Однако в тогдашнем тупике, результате поражения, Камю искал и нашел феноменологическое обнаружение своей онтологии: происходившее вокруг как будто служило особенно веским подтверждением его давних мыслей о трагизме земного удела вообще и заброшенности личности посреди враждебного ей хаоса. Случай помог им обрести отчетливость, он же подверг их проверке крайне острым кризисом, когда все благополучные прогнозы на будущее выглядели обманом, и позволил выявить ту долю нравственной правоты, которую в полосу катастроф несет в себе «безрассудное», «врожденное», не внимающее калькуляциям непокорство.
Без учета этого запаса духовной прочности остается загадкой, как и почему Камю, еще вчера в «Постороннем» ниспровергавший всякую гражданственность, вскоре станет ведущим журналистом подпольной газеты «Комба». В несоглашающемся долготерпении Сизифа были зерна будущего сопротивленчества. Однако уже размежевавшись с пораженцами, Сизиф еще не встал в ряды сопротивленцев. Пережить, перенести тяготы лихолетья можно было и так; бороться, не избавившись хотя бы частично от замкнутости исключительно на самом себе, – нельзя.
Попробуем продолжить раздумье о трудах Сизифа и на минуту допустим, что он, вопреки всем предначертаниям богов, однажды все-таки спустился на равнину, где обитают его соплеменники. Мысль его из заоблачных горних высей безлюдья перенеслась на грешную землю с ее грешными жителями. До сих пор все было тяжело, но по крайней мере ясно: камень, склон горы и нечеловеческая работа, от которой Сизиф не волен избавиться. Теперь перед Сизифом много разных путей, среди них надо самому сделать выбор – следовательно, обдумать, почему, собственно, поступать так, а не иначе. После разреженной атмосферы морали умозрительной приходится окунуться в плотную атмосферу морали вполне практической, определиться не по отношению к надмирному року, а по отношению к другим людям. И тут-то оказывается, что Камю снабдил своего Сизифа легкими, не слишком приспособленными к воздуху равнины.

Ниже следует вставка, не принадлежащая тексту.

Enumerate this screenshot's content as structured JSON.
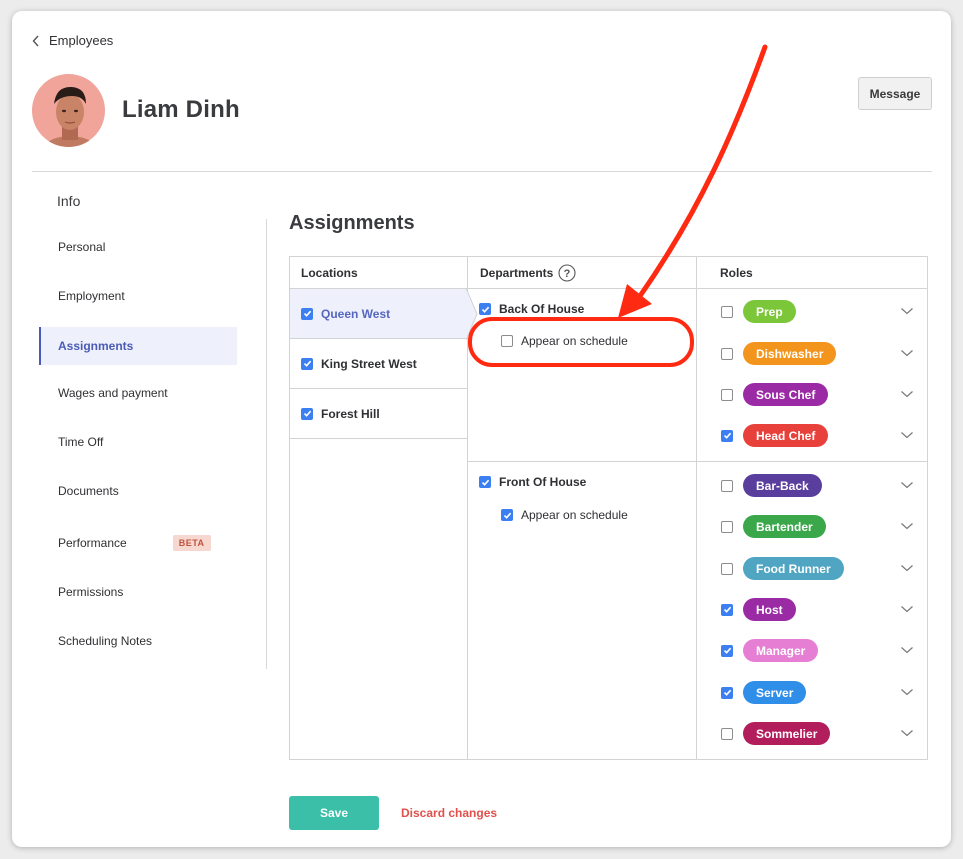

Сизиф судорожно начинает поиски. Где та печка, от которой следует плясать? На ум приходит цепь малоутешительных афоризмов: все абсурдно, значит, все безразлично, значит, «все дозволено», пусть последнее и «не означает, будто ничто не запрещено» (II, 149). Сизиф последователен, он крепко усвоил уроки своего истолкователя, и оговорка, что карамазовский лозунг подхватывается им не с радостью, а в тоске и смятении, сути дела не меняет. В мире, где все обречены и единственная безусловная истина – смерть, «иерархия ценностей бесполезна» (II, 144), любой выбор правомерен, лишь бы он был сознателен. «Человеку абсурда… не в чем оправдываться. Я исхожу из принципа его невиновности» (II, 149). А раз так, то и всякие угрызения совести – пустое занятие. Вообще, «в счет идет не прожить жизнь лучше, но пережить побольше» (II, 143), «качественный» подход к поведению заменяется «количественным». Прошлое не дает никакой опоры для суждения о том, что хорошо или дурно, будущее не предлагает никакой цели; нужно научиться полностью использовать каждое пробегающее мгновение. «Настоящий момент и смена настоящих моментов перед всегда бодрствующим сознанием – вот идеал абсурдного человека, хотя само слово идеал здесь звучит ложно» (II, 145), поскольку ценностные суждения к такому случаю вовсе не приложимы. Такой Сизиф и в самом деле может быть расшифрован другой легендой, привлеченной Камю в его книге, – легендой о Дон-Жуане. Как может быть распознан в этом величавом страстотерпце и закутанный в одежды мифа Мерсо, который повинуется лишь сиюминутному желанию, даже если в данный момент это желание состоит в том, чтобы разбить гнетущую послеполуденную жару выстрелами в себе подобного.
Умудренный страданием Сизиф и его «наивное подобие» Мерсо могут пригодиться при развенчании фарисейской «добродетели» и опустошенной гражданственности. Но с помощью этих «посторонних» вряд ли можно учредить сколько-нибудь удовлетворительный кодекс нравственности, в которой философическая коллизия «человек – судьба» заменяется историческим и попросту житейским сопряжением «человек – другие люди – человечество».